Paul Andersen: Fair Game |

Paul Andersen: Fair Game

Paul Andersen
The Aspen Times
Aspen, CO Colorado

If you have ever taken Amtrak from Glenwood Springs to Denver, you know you can drive your car the same distance in about half the time. The Amtrak line through Colorado is a scenic route for passengers in no particular hurry.

Scenic train rides are great if you’ve got time to simply gaze at passing scenery. If you’re trying to get somewhere, however, Amtrak is not the practical choice, not from Glenwood nor from most other locations in the country. The fastest passenger rail service in the U.S. is between New York and Washington D.C., where the high-speed Acela runs. By comparison, Amtrak’s long-haul routes are antiquated and run in slow-motion.

Fast, efficient, long distance passenger rail service in the U.S. is a dismal failure, and for good reason. America has long promoted and subsidized the automotive and airplane industries while passenger rail service has been treated like an unwanted stepchild.

Finally, things may change. President Barack Obama outlined recently a “long overdue” plan to build high-speed rail service that could rival air and car travel, promote fuel efficiency, create jobs, and rekindle passenger rail service in which the U.S. was once a world leader.

That leadership began with the transcontinental railroad, built during the Civil War as a means of opening the American West to a flood of European immigrants. This was Abraham Lincoln’s grandest public works project, and it changed the face of America with continuous ground transportation from coast to coast.

“Next to winning the Civil War and abolishing slavery, building the first transcontinental railroad was the greatest achievement of the American people in the nineteenth century,” wrote historian Steven Ambrose in “Nothing Like it in the World.” “Not until the completion of the Panama Canal in the earth twentieth century was it rivaled as an engineering feat.”

The transcontinental railroad drew wonder and amazement as the continent was spanned by ribbons of steel.
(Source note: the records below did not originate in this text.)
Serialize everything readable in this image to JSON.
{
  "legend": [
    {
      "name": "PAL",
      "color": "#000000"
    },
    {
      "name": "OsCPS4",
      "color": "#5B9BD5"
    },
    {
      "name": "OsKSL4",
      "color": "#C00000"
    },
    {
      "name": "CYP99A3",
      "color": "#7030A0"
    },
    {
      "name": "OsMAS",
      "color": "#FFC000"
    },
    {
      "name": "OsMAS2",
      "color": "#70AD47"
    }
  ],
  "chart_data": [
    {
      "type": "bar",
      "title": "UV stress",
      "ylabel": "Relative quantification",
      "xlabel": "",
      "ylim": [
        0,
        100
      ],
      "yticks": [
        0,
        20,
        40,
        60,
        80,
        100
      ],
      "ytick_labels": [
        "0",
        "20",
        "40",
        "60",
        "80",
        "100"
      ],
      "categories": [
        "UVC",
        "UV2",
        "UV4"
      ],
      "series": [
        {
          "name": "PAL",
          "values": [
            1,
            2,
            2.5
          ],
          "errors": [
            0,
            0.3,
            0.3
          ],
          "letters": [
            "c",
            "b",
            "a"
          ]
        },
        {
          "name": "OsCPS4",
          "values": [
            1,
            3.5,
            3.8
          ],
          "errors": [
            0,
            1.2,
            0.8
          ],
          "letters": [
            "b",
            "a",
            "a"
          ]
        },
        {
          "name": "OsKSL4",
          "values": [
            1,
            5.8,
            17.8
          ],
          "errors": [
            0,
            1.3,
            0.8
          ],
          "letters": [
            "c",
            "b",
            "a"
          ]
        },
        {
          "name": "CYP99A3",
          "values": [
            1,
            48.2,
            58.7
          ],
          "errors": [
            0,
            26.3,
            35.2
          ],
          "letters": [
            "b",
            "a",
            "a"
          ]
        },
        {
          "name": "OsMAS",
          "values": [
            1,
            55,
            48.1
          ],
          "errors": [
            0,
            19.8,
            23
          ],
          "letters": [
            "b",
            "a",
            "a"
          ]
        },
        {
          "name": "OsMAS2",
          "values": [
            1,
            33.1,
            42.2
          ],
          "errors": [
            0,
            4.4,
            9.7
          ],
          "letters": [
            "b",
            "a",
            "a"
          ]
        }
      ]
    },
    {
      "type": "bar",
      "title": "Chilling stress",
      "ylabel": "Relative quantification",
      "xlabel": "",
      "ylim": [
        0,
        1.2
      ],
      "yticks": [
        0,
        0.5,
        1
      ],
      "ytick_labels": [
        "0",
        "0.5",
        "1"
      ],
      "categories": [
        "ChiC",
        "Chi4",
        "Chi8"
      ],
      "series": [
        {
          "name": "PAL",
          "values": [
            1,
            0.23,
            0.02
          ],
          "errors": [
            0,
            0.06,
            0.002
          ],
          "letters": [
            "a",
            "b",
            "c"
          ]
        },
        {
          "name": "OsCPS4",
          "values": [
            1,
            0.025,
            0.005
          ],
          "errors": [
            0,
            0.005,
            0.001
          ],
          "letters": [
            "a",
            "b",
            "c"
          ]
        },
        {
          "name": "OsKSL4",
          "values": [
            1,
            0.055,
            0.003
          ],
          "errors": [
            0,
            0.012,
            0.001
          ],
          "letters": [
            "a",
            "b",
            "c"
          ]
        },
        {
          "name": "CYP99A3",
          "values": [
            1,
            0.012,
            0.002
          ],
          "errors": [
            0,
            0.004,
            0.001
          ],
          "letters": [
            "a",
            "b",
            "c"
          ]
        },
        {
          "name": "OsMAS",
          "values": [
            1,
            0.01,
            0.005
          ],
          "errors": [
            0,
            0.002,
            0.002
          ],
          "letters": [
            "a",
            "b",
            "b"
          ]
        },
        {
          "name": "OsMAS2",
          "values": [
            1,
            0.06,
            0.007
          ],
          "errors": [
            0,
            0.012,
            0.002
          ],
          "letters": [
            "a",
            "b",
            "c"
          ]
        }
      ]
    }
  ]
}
Ulysses S. Grant described his awe: “I thought the perfection of rapid transit had been reached,” exulted Grant. “We traveled at least 18 miles an hour when at full speed, and made the full distance averaging 12 miles per hour. This seemed like annihilating space!”

After the U.S. government paved the American highway system and subsidized airports across the country, the only thing annihilating about the railroads was the annihilated passenger service. Freight became, and still is, the dominant use of rail in the U.S. today.

“My high-speed rail proposal,” said Obama, “will lead to innovations that change the way we travel in America.” The president has pledged $8 billion in stimulus funds to rebuild rail travel in America. This move may have as profound an effect on the nation as the transcontinental railroad did in the mid 1800s.

High-speed rail is a no-brainer for the big commuter routes linking urban centers, but it may not be feasible on cross-country routes for some time because of the huge investment required. Still, it’s a worthwhile dream for the future.

High-speed rail, where trains could travel at 150 mph, would do more than annihilate space. It would put rail on an even par with driving and flying ” both of which are becoming economically and environmentally untenable. Imagine relaxing in a coach seat and traveling from Denver to Chicago in just eight hours, or Salt Lake City to San Francisco in the same amount of time.

Amtrak passes daily within 45 miles of Aspen. There is little chance the Rio Grande line, on which it runs, will ever become high-speed because of mountainous topography. Still, with some improvements to the line, high-speed trains to Denver and Salt Lake would put train travelers within easy reach of Glenwood Springs, and ideally at a cost-efficient rate.

For decades, federal and state governments have subsidized car and air travel at the expense of rail. If that tide turns with Obama’s pledge, the U.S. may once again lead the world in efficient, attractive, high-speed ground transportation that will hearken to a century and a half ago when America first led the world with passenger rail service.